The problem here is that Amazon was conflating a service — adding a new way to pay — with a security check — using a credit card number to reset an account. It amounted to a process failure it's since fixed, compounded by Apple using just the last four digits of a credit card for a password reset. Presumably, Apple employees weren't asking for the other security features such as the expiry date and security code because they weren't being used for a purchase, and there's some dispute as to whether that was official policy or not. If it was, that's a process failure. If not, it's people failure.

Security experts sometimes joke that two-factor authentication stands for, "Something you've lost and something you've forgotten" — a physical object that you can prove is in your possession as well as a password you can memorise. In this case it was, "Something you can find out and then pretend to remember".

But we do forget passwords and lose or break physical items such as keycards and tokens. Having a live human being as the last resort for regaining access to your account is a good thing, but you have to make it an annoying process for legitimate users to avoid making it to easier for hackers to get around.

Social engineering means getting someone to break the rules. Having good rules and training people to understand why they're important is the best protection.

My bank gets some of that right and some of it wrong. For example, I have to type in a code it texts to my phone to set up a new standing order. That's good two-factor authentication. But I recently lost access to my business bank account because the banking site told me I'd changed computers, which I hadn't, or IP address, which I hadn't either.

What I had done was swap back to the Windows 7 image I took before installing Windows 8 CP so I could upgrade to Windows 8 RP, deleting or replacing whatever cookie the bank had used last to identify my computer — often this is a randomly-generated number. I was confronted by a set of security questions that should have unlocked my account. But my account was set up before those security questions were added to the system and my answers didn't work.

When I phoned the bank, the security procedure involved asking me a lot of other questions. Not just my name, address, date of birth and company name, but when I opened the account, who else could operate it, full security details from the account credit card plus details of the balance and recent transactions that you wouldn't know unless you'd already hacked me.

That's a good process and lot more secure than security questions you can find the answer to on Facebook.
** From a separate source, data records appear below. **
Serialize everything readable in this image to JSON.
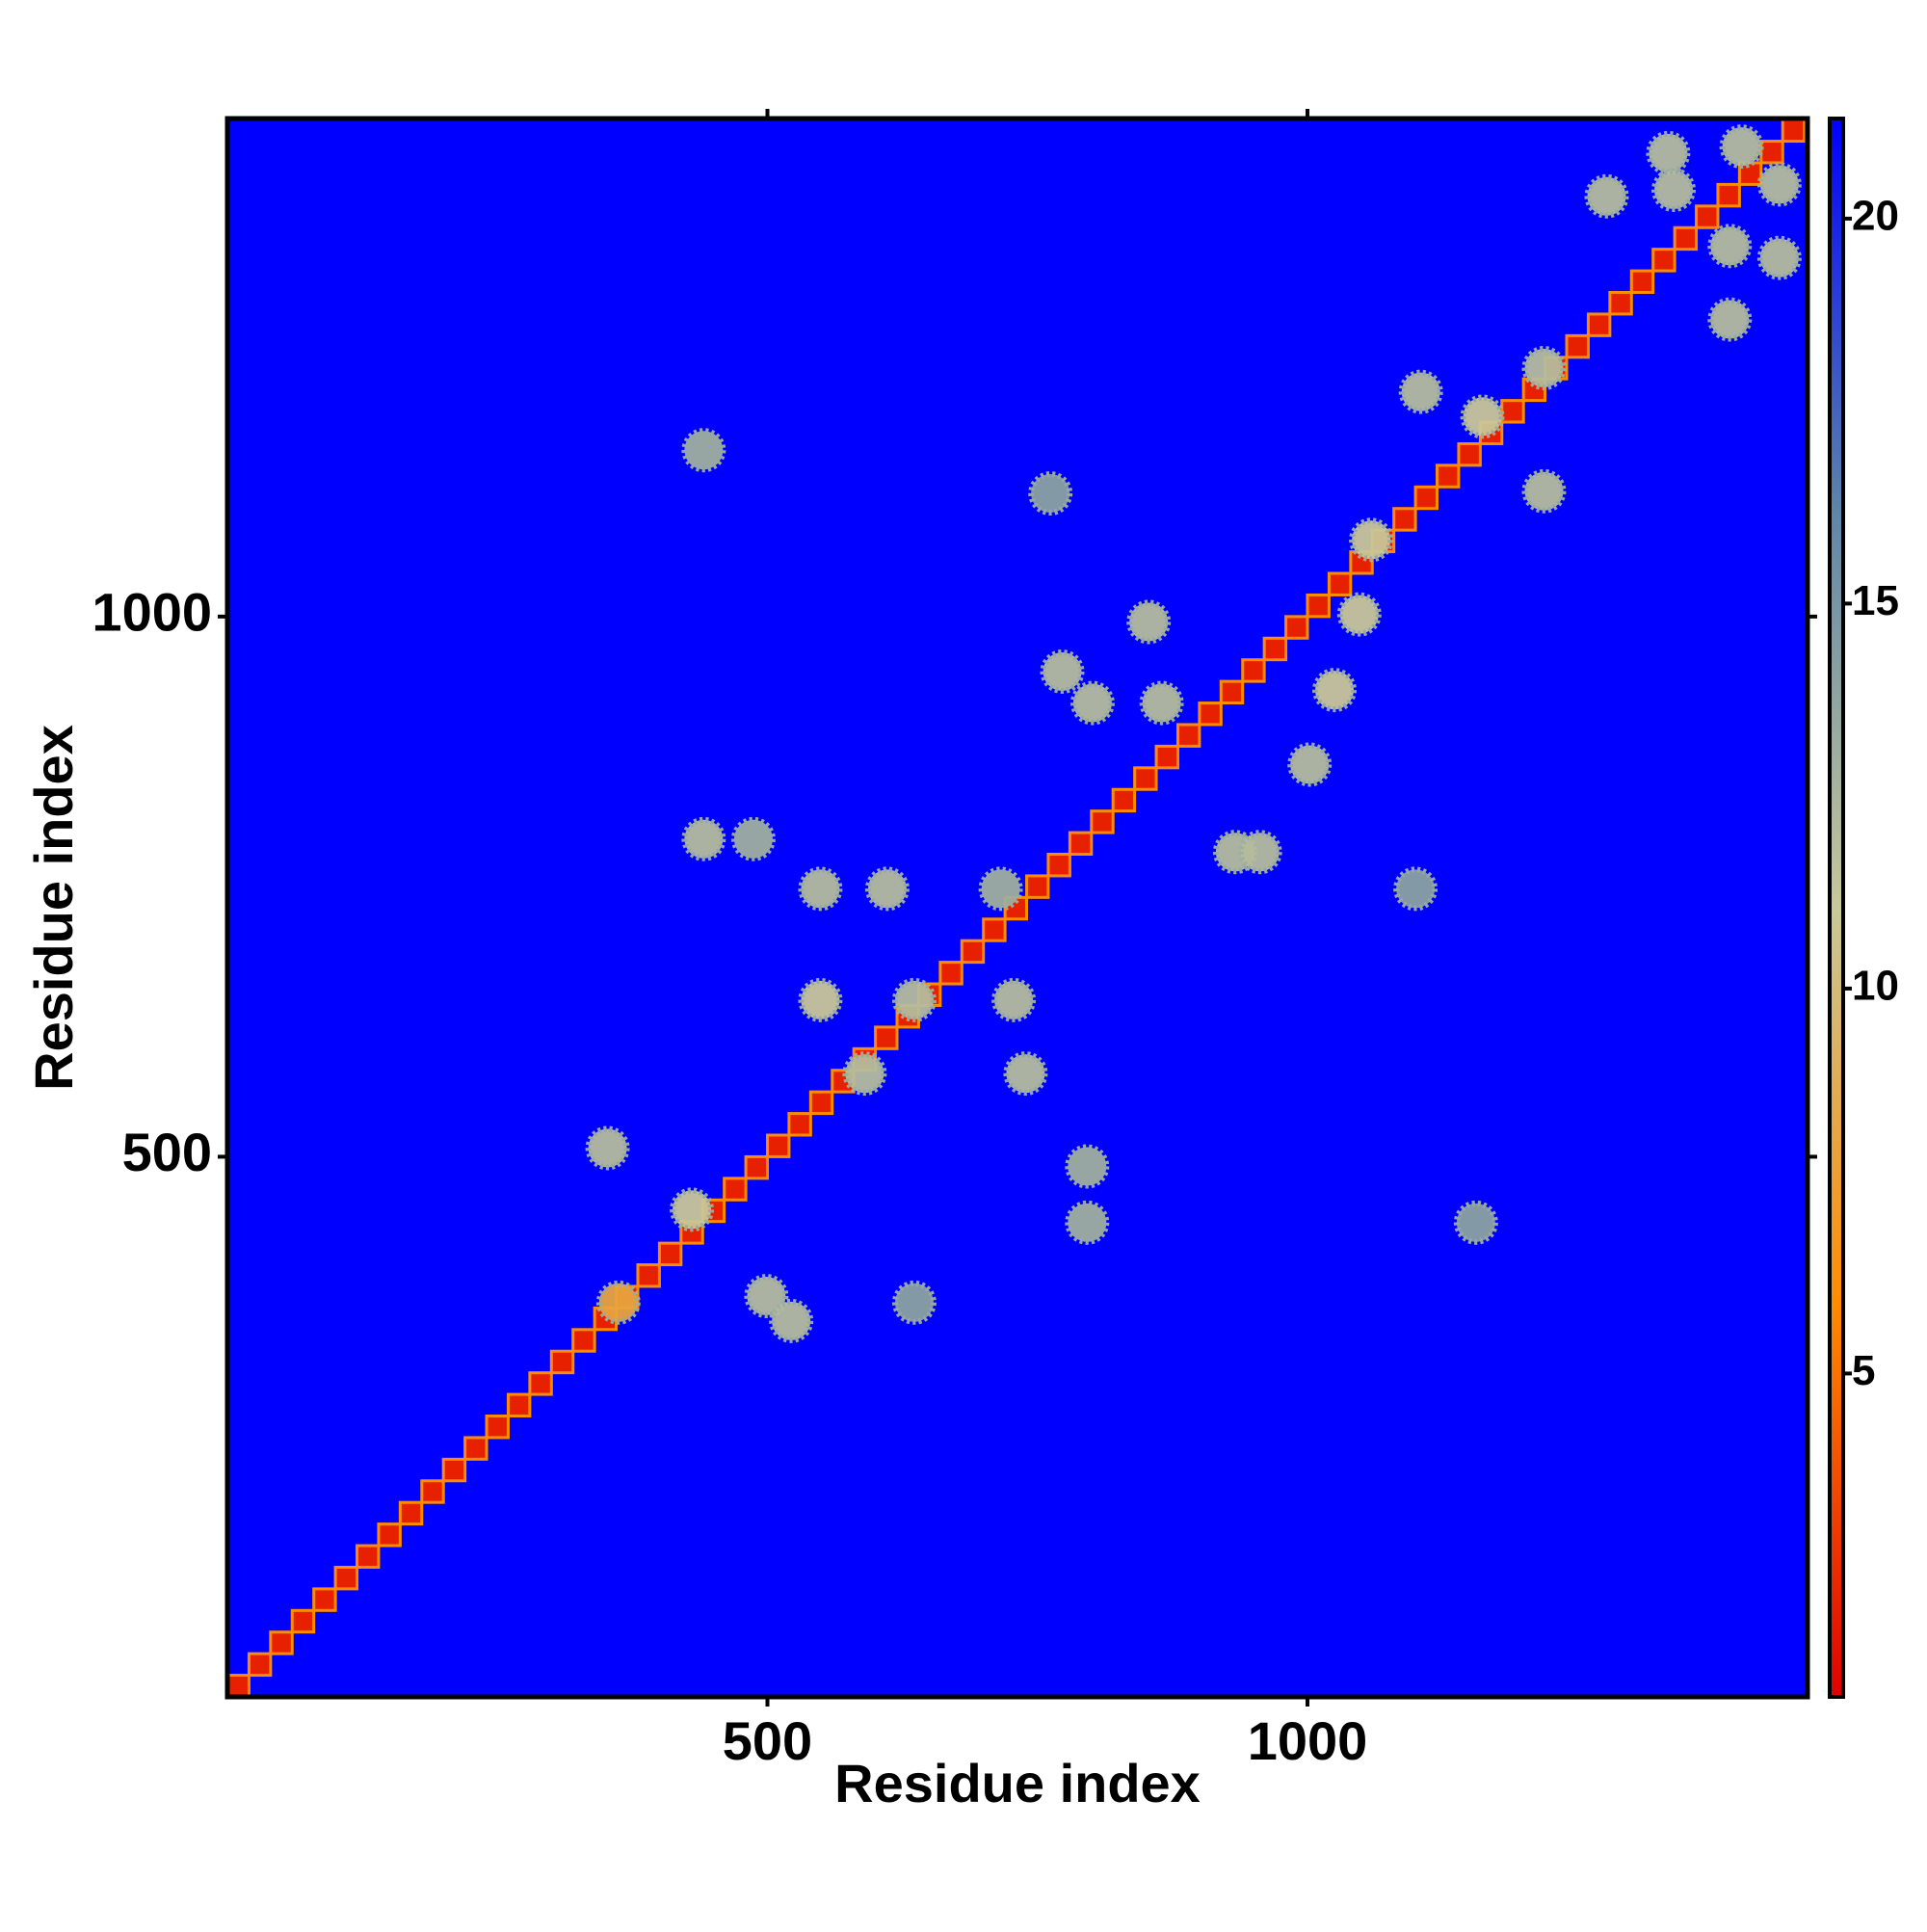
{
  "chart_data": {
    "type": "heatmap",
    "x_label": "Residue index",
    "y_label": "Residue index",
    "xlim": [
      0,
      1463
    ],
    "ylim": [
      0,
      1461
    ],
    "xticks": [
      500,
      1000
    ],
    "yticks": [
      500,
      1000
    ],
    "clim": [
      0.8,
      21.3
    ],
    "cticks": [
      5,
      10,
      15,
      20
    ],
    "colors": [
      "#e00000",
      "#ff8c00",
      "#c8c89a",
      "#5f86a8",
      "#0000ff"
    ],
    "series": [
      {
        "x": [
          10,
          30,
          50,
          70,
          90,
          110,
          130,
          150,
          170,
          190,
          210,
          230,
          250,
          270,
          290,
          310,
          330,
          350,
          370,
          390,
          410,
          430,
          450,
          470,
          490,
          510,
          530,
          550,
          570,
          590,
          610,
          630,
          650,
          670,
          690,
          710,
          730,
          750,
          770,
          790,
          810,
          830,
          850,
          870,
          890,
          910,
          930,
          950,
          970,
          990,
          1010,
          1030,
          1050,
          1070,
          1090,
          1110,
          1130,
          1150,
          1170,
          1190,
          1210,
          1230,
          1250,
          1270,
          1290,
          1310,
          1330,
          1350,
          1370,
          1390,
          1410,
          1430,
          1450
        ],
        "y": [
          10,
          30,
          50,
          70,
          90,
          110,
          130,
          150,
          170,
          190,
          210,
          230,
          250,
          270,
          290,
          310,
          330,
          350,
          370,
          390,
          410,
          430,
          450,
          470,
          490,
          510,
          530,
          550,
          570,
          590,
          610,
          630,
          650,
          670,
          690,
          710,
          730,
          750,
          770,
          790,
          810,
          830,
          850,
          870,
          890,
          910,
          930,
          950,
          970,
          990,
          1010,
          1030,
          1050,
          1070,
          1090,
          1110,
          1130,
          1150,
          1170,
          1190,
          1210,
          1230,
          1250,
          1270,
          1290,
          1310,
          1330,
          1350,
          1370,
          1390,
          1410,
          1430,
          1450
        ],
        "values": [
          2,
          2,
          2,
          2,
          2,
          2,
          2,
          2,
          2,
          2,
          2,
          2,
          2,
          2,
          2,
          2,
          2,
          2,
          2,
          2,
          2,
          2,
          2,
          2,
          2,
          2,
          2,
          2,
          2,
          2,
          2,
          2,
          2,
          2,
          2,
          2,
          2,
          2,
          2,
          2,
          2,
          2,
          2,
          2,
          2,
          2,
          2,
          2,
          2,
          2,
          2,
          2,
          2,
          2,
          2,
          2,
          2,
          2,
          2,
          2,
          2,
          2,
          2,
          2,
          2,
          2,
          2,
          2,
          2,
          2,
          2,
          2,
          2
        ]
      },
      {
        "x": [
          362,
          352,
          430,
          499,
          522,
          636,
          549,
          611,
          549,
          636,
          728,
          739,
          590,
          716,
          441,
          487,
          773,
          801,
          853,
          865,
          933,
          956,
          1002,
          1025,
          1048,
          1059,
          1105,
          1162,
          1219,
          1219,
          1277,
          1334,
          1339,
          1391,
          1437,
          1437,
          1391,
          1402,
          796,
          796,
          1100,
          1156,
          441,
          762
        ],
        "y": [
          365,
          508,
          451,
          371,
          348,
          365,
          748,
          748,
          645,
          645,
          645,
          577,
          577,
          748,
          794,
          794,
          949,
          920,
          995,
          920,
          782,
          782,
          863,
          932,
          1002,
          1071,
          1208,
          1185,
          1116,
          1230,
          1389,
          1429,
          1395,
          1343,
          1332,
          1400,
          1275,
          1435,
          439,
          491,
          748,
          439,
          1154,
          1114
        ],
        "values": [
          8,
          12,
          11,
          12,
          12,
          14,
          12,
          12,
          11,
          12,
          12,
          12,
          12,
          13,
          12,
          13,
          12,
          12,
          12,
          12,
          12,
          12,
          12,
          11,
          11,
          11,
          12,
          11,
          12,
          12,
          12,
          12,
          12,
          12,
          12,
          12,
          12,
          12,
          13,
          13,
          14,
          14,
          13,
          14
        ]
      }
    ]
  }
}
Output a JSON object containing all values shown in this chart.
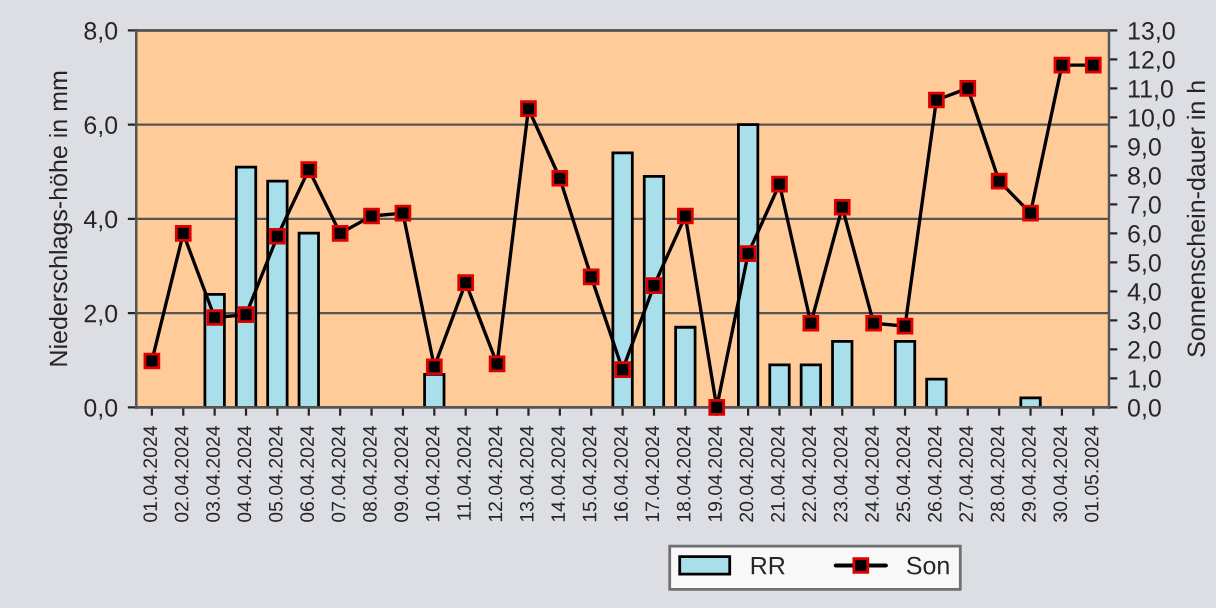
{
  "chart_data": {
    "type": "bar",
    "ylabel": "Niederschlags-höhe in mm",
    "y2label": "Sonnenschein-dauer in h",
    "categories": [
      "01.04.2024",
      "02.04.2024",
      "03.04.2024",
      "04.04.2024",
      "05.04.2024",
      "06.04.2024",
      "07.04.2024",
      "08.04.2024",
      "09.04.2024",
      "10.04.2024",
      "11.04.2024",
      "12.04.2024",
      "13.04.2024",
      "14.04.2024",
      "15.04.2024",
      "16.04.2024",
      "17.04.2024",
      "18.04.2024",
      "19.04.2024",
      "20.04.2024",
      "21.04.2024",
      "22.04.2024",
      "23.04.2024",
      "24.04.2024",
      "25.04.2024",
      "26.04.2024",
      "27.04.2024",
      "28.04.2024",
      "29.04.2024",
      "30.04.2024",
      "01.05.2024"
    ],
    "series": [
      {
        "name": "RR",
        "color": "#a9dfea",
        "values": [
          null,
          null,
          2.4,
          5.1,
          4.8,
          3.7,
          null,
          null,
          null,
          0.7,
          null,
          null,
          null,
          null,
          null,
          5.4,
          4.9,
          1.7,
          null,
          6.0,
          0.9,
          0.9,
          1.4,
          null,
          1.4,
          0.6,
          null,
          null,
          0.2,
          null,
          null
        ]
      },
      {
        "name": "Son",
        "type": "line",
        "axis": "y2",
        "color": "#000000",
        "marker": "square",
        "values": [
          1.6,
          6.0,
          3.1,
          3.2,
          5.9,
          8.2,
          6.0,
          6.6,
          6.7,
          1.4,
          4.3,
          1.5,
          10.3,
          7.9,
          4.5,
          1.3,
          4.2,
          6.6,
          0.0,
          5.3,
          7.7,
          2.9,
          6.9,
          2.9,
          2.8,
          10.6,
          11.0,
          7.8,
          6.7,
          11.8,
          11.8
        ]
      }
    ],
    "ylim": [
      0,
      8
    ],
    "yticks": [
      {
        "value": 0,
        "label": "0,0"
      },
      {
        "value": 2,
        "label": "2,0"
      },
      {
        "value": 4,
        "label": "4,0"
      },
      {
        "value": 6,
        "label": "6,0"
      },
      {
        "value": 8,
        "label": "8,0"
      }
    ],
    "y2lim": [
      0,
      13
    ],
    "y2ticks": [
      {
        "value": 0,
        "label": "0,0"
      },
      {
        "value": 1,
        "label": "1,0"
      },
      {
        "value": 2,
        "label": "2,0"
      },
      {
        "value": 3,
        "label": "3,0"
      },
      {
        "value": 4,
        "label": "4,0"
      },
      {
        "value": 5,
        "label": "5,0"
      },
      {
        "value": 6,
        "label": "6,0"
      },
      {
        "value": 7,
        "label": "7,0"
      },
      {
        "value": 8,
        "label": "8,0"
      },
      {
        "value": 9,
        "label": "9,0"
      },
      {
        "value": 10,
        "label": "10,0"
      },
      {
        "value": 11,
        "label": "11,0"
      },
      {
        "value": 12,
        "label": "12,0"
      },
      {
        "value": 13,
        "label": "13,0"
      }
    ],
    "grid": "y",
    "legend": "bottom right"
  }
}
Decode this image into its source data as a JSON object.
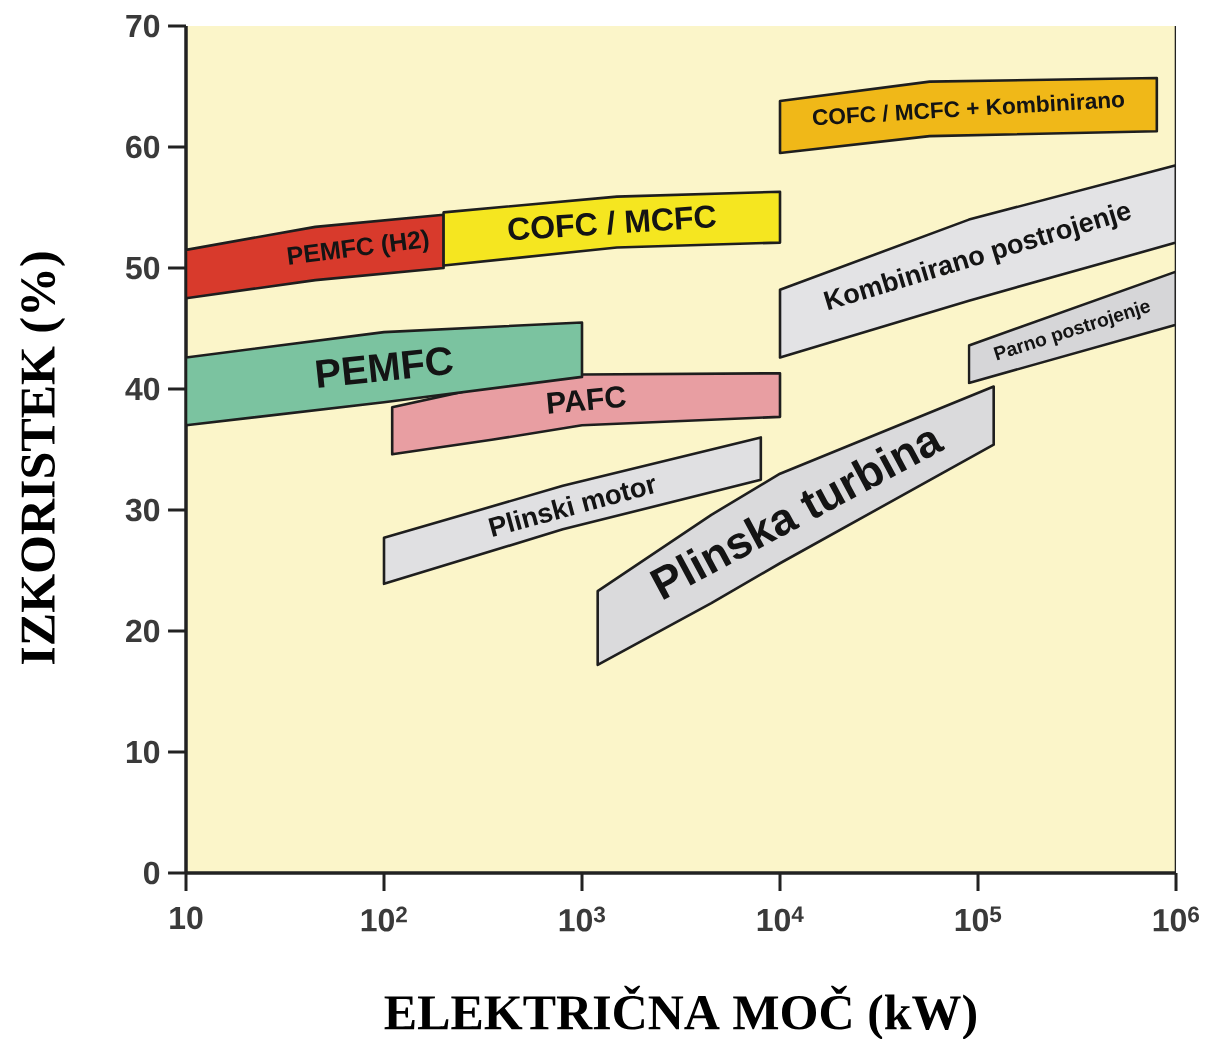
{
  "chart_data": {
    "type": "area",
    "xlabel": "ELEKTRIČNA MOČ (kW)",
    "ylabel": "IZKORISTEK (%)",
    "log": "x",
    "xlim": [
      10,
      1000000
    ],
    "ylim": [
      0,
      70
    ],
    "xticks": [
      10,
      {
        "value": 100,
        "label": "10$^{2}$"
      },
      {
        "value": 1000,
        "label": "10$^{3}$"
      },
      {
        "value": 10000,
        "label": "10$^{4}$"
      },
      {
        "value": 100000,
        "label": "10$^{5}$"
      },
      {
        "value": 1000000,
        "label": "10$^{6}$"
      }
    ],
    "yticks": [
      0,
      10,
      20,
      30,
      40,
      50,
      60,
      70
    ],
    "colors": [
      "#e89ea2",
      "#7bc3a0",
      "#d83a2c",
      "#f5e620",
      "#e0e0e2",
      "#dadadc",
      "#e3e3e5",
      "#d6d6d8",
      "#f0b818"
    ],
    "series": [
      {
        "name": "PAFC",
        "x": [
          110,
          350,
          1000,
          10000
        ],
        "values": [
          null,
          null,
          null,
          null
        ],
        "lower": [
          34.6,
          35.8,
          37.0,
          37.7
        ],
        "upper": [
          38.5,
          40.3,
          41.2,
          41.3
        ]
      },
      {
        "name": "PEMFC",
        "x": [
          10,
          100,
          1000
        ],
        "values": [
          null,
          null,
          null
        ],
        "lower": [
          37.0,
          38.9,
          41.0
        ],
        "upper": [
          42.6,
          44.7,
          45.5
        ]
      },
      {
        "name": "PEMFC (H2)",
        "x": [
          10,
          45,
          200
        ],
        "values": [
          null,
          null,
          null
        ],
        "lower": [
          47.5,
          49.0,
          50.0
        ],
        "upper": [
          51.5,
          53.4,
          54.4
        ]
      },
      {
        "name": "COFC / MCFC",
        "x": [
          200,
          1500,
          10000
        ],
        "values": [
          null,
          null,
          null
        ],
        "lower": [
          50.2,
          51.7,
          52.1
        ],
        "upper": [
          54.6,
          55.9,
          56.3
        ]
      },
      {
        "name": "Plinski motor",
        "x": [
          100,
          800,
          8000
        ],
        "values": [
          null,
          null,
          null
        ],
        "lower": [
          23.9,
          28.4,
          32.5
        ],
        "upper": [
          27.7,
          32.0,
          36.0
        ]
      },
      {
        "name": "Plinska turbina",
        "x": [
          1200,
          4500,
          10000,
          120000
        ],
        "values": [
          null,
          null,
          null,
          null
        ],
        "lower": [
          17.2,
          22.3,
          25.6,
          35.4
        ],
        "upper": [
          23.3,
          29.6,
          33.0,
          40.2
        ]
      },
      {
        "name": "Kombinirano postrojenje",
        "x": [
          10000,
          90000,
          1000000
        ],
        "values": [
          null,
          null,
          null
        ],
        "lower": [
          42.6,
          47.3,
          52.1
        ],
        "upper": [
          48.2,
          54.0,
          58.5
        ]
      },
      {
        "name": "Parno postrojenje",
        "x": [
          90000,
          1000000
        ],
        "values": [
          null,
          null
        ],
        "lower": [
          40.5,
          45.3
        ],
        "upper": [
          43.6,
          49.7
        ]
      },
      {
        "name": "COFC / MCFC + Kombinirano",
        "x": [
          10000,
          57000,
          800000
        ],
        "values": [
          null,
          null,
          null
        ],
        "lower": [
          59.5,
          60.9,
          61.3
        ],
        "upper": [
          63.8,
          65.4,
          65.7
        ]
      }
    ]
  }
}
One US bank warns you to pick answers that no-one else can give and then asks for the name of your first boyfriend or girlfriend. At least one other person on the planet knows that even if you haven't told the world on a social network.

I couldn't answer all the questions straightaway. We stayed on the phone for half an hour running through alternative but equally secure questions before I'd proved my identity enough for the bank to reset the security-question prompt. That's people applying the process well. No, they didn't reset my password. They just let me set up new security questions but answering them didn't get me into my account. I still needed both my password and passcode to log in.

All this is a crutch for dealing with the broken system of passwords that's going to keep letting us down. A much better idea would be to use something harder to copy, find online, crack and lose.

It's not perfect, but using the trusted-platform model (TPM) that's in many modern PCs would be a good start. Windows 8 PCs will have TPMs in far more systems. Firmware TPMs are built into Windows RT tablets and SoC devices running Windows 8 and even consumer PCs will start to include them because Windows 8 uses the TPM to help guard against rootkits that mess with the operating system directly.

You can use a TPM as a virtual smartcard in Windows 8, so you could tie important accounts to the hardware of your PC — which wouldn't change if you upgraded your OS or logged in from a different network.

Lose, break or replace your PC? The recovery system can use a mobile phone for secondary authentication — something you're less likely to lose control of than an email address — and fall back to a call centre, with well-trained people following a good security process.